Thermal Imagers Information
Thermal imagers detect heat patterns in the infrared wavelength spectrum. Thermal imagers rely on the emission of thermal or infrared energy by all objects above 0 Kelvin. They detect energy emissions (heat) in the infrared wavelength spectrum of 1 micron to 100 microns. Thermography, thermology, thermal wave imaging, thermovision and thermal infrared night vision use thermal imagers, some of the actual devices appear like slightly oversized video cameras, while others appear a bit bulkier. They have been getting smaller since the introduction of Focal Plane Array (FPA) detectors. The specific uses of the imagers are widespread. Several major cost saving uses depend upon the temperature measurement capability of the specific imaging equipment and a great many commercial and industrial uses produce significant cost savings or cost avoidance.
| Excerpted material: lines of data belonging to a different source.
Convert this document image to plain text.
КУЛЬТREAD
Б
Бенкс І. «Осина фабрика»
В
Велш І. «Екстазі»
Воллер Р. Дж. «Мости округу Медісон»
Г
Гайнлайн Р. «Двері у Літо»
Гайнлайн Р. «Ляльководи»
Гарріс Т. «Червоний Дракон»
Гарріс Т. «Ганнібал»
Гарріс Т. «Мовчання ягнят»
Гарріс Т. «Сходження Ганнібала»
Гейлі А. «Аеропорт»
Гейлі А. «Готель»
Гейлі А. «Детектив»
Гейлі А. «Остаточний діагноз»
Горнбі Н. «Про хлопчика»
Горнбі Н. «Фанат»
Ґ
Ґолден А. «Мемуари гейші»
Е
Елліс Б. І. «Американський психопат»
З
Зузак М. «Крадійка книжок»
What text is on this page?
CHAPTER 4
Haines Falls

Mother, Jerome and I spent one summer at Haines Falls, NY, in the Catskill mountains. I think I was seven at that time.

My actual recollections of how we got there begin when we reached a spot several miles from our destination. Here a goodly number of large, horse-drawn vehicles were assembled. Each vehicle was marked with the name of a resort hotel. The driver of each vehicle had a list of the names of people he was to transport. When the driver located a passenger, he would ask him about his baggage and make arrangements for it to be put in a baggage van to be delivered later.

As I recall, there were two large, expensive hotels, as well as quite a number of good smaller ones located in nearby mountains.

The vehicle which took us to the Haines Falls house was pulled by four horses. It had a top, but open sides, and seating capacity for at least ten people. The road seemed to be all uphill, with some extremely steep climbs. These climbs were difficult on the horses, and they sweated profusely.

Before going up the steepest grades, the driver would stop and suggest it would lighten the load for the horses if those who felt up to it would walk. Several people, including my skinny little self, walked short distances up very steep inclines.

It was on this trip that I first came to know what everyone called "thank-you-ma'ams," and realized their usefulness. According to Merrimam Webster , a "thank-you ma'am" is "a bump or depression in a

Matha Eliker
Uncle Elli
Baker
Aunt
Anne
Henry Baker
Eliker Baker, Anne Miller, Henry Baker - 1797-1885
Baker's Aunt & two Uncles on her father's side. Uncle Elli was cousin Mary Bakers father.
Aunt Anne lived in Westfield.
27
Thermal imaging devices provide the observer with instruments that can collect ( just like a video or still camera) and convert the thermal infrared radiation emitted (and also reflected) by objects into images that can be seen on a view screen or computer display.
Specifying Thermal Imagers
There are several parameters important in specifying thermal imagers, measurement temperature range, spectral range, accuracy, resolution and maximum frame rate. The measurement temperature range is the temperature range of object to be measured. Spectral range can be broken into one of four ranges, near IR: 0.75-3 microns, middle IR: 3-6 microns, far IR: 6-15 microns and extreme IR: 15-30 microns. The accuracy value represents the accuracy or measurement uncertainty expressed as a percent of the reading value. The temperature resolution represents the smallest unit of temperature uncertainty. Maximum frame rate is the speed or image update rate.
Detector Types
Thermal imagers may have one of three common detector types, flying spot, scanning and line array. A flying spot detector is a single point detector scanned to build image. A scanning detector is a line detector that scans to produce an image. An array detector is a two-dimensional array of sensors or detectors.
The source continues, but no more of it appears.